Le cliniche Dentix non riaprono: anche a Mantova scoppia la rabbia dei pazienti

Decine di segnalazioni a Federconsumatori e Adiconsum: la capogruppo spagnola in pre-fallimento

MANTOVA. Si è spento il sorriso sulla bocca dei clienti Dentix, la catena di cliniche low cost che ha attratto migliaia di pazienti in tutta Italia, affrancandoli dall’affanno di viaggi oltre confine per risparmiare su protesi, ponti, impianti. A molti è andata bene, ma per tanti altri, adesso che la capogruppo spagnola è in concordato preventivo, il miraggio del risparmio si è cariato in beffa. Si contano a decine i mantovani rimasti a bocca asciutta e in stato precario, con lavori piantati a metà, magari già pagati, oppure con le rate pendenti. «I casi sono destinati a moltiplicarsi» prevedono sia Federconsumatori sia Adiconsum, che in questi giorni stanno raccogliendo sfoghi e segnalazioni.

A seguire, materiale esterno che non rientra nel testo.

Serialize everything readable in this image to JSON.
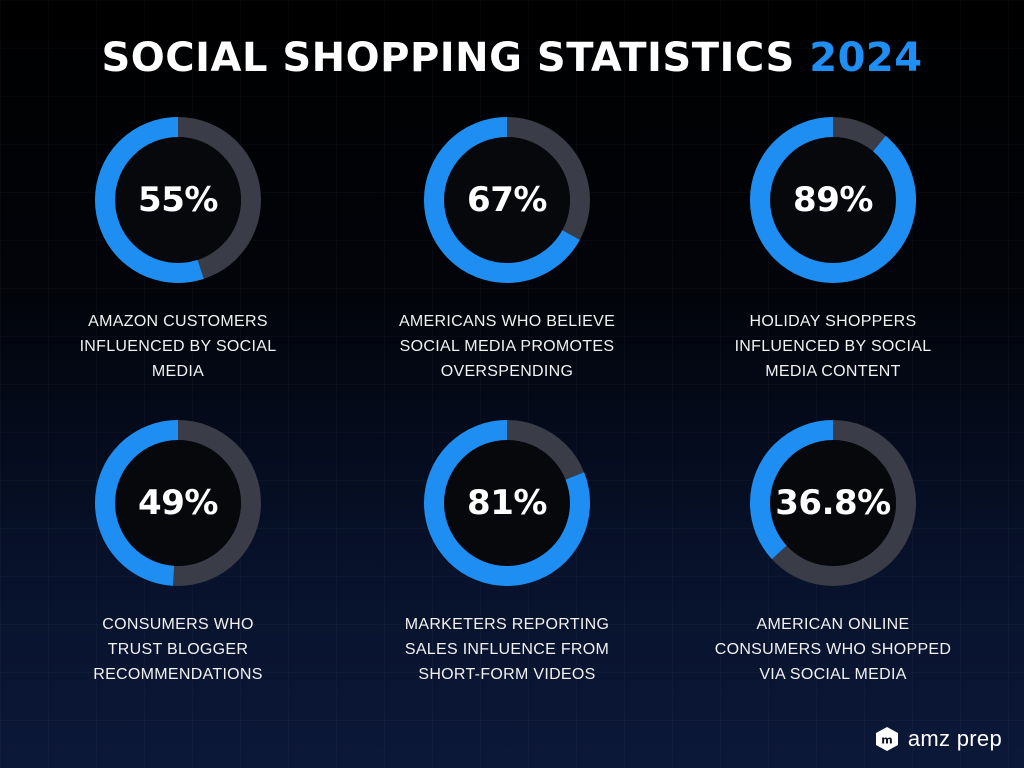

«Si informa che gli ambulatori Dentix si stanno attrezzando con tutti i dispositivi di sicurezza per garantire il servizio odontoiatrico in piena sicurezza. Riapriremo non appena finalizziamo la messa in sicurezza degli ambulatori» rassicura l’avviso affisso alla vetrata della clinica di piazza Martiri. Ma la prosa zoppicante, zeppa di ripetizioni, sortisce l’effetto contrario e accelera l’ansia. Al numero verde, poi, non risponde nessuno, e interrogando il sito aziendale s’inciampa in un messaggio di Angel Lorenzo Muriel, il proprietario del Gruppo Dentix, che ammette: «Abbiamo vissuto, e stiamo vivendo, un momento storico ed aziendale veramente complicato e critico».

«C’è chi ha pagato l’intervento per intero e adesso si trova in una situazione imbarazzante, con il lavoro a metà, e chi ha fatto il finanziamento per l’apparecchio del bimbo, la casistica è ampia – riferisce il presidente di Federconsumatori Mantova, Luigi Pace – Una class action? No, con il concordato di mezzo non è possibile, perché c’è un anno di tempo per definire la questione. Quello che stiamo facendo è raccogliere i vari casi con il nostro pool di avvocati per poi convogliarli a livello regionale per i ricorsi». Federconsumatori, che lunedì ha riaperto gli sportelli di via Altobelli (su appuntamento), risponde al 3357126602 e al 0376202220. In alternativa si può scrivere a federconsumatori@federconsumatori.mantova.it.

Cosa si può fare per i clienti beffati? Bloccare il pagamento delle rate per chi non ha ancora estinto il finanziamento. Per gli altri, invece, la strada è in salita. Riferisce Adiconsum (contattabile allo 0376-352239, per email a adiconsum.mantova@cisl.it) il caso di una signora che ha già pagato i 4mila euro per l’impianto e adesso si ritrova con una protesi provvisoria. Peggio, in origine la signora aveva ottenuto un finanziamento rateale con Dentix, che poi ha deciso di estinguere liquidando subito e per intero la somma. A convincerla al passo è stata un’altra società che le ha concesso un prestito più ricco. Altro che caval donato.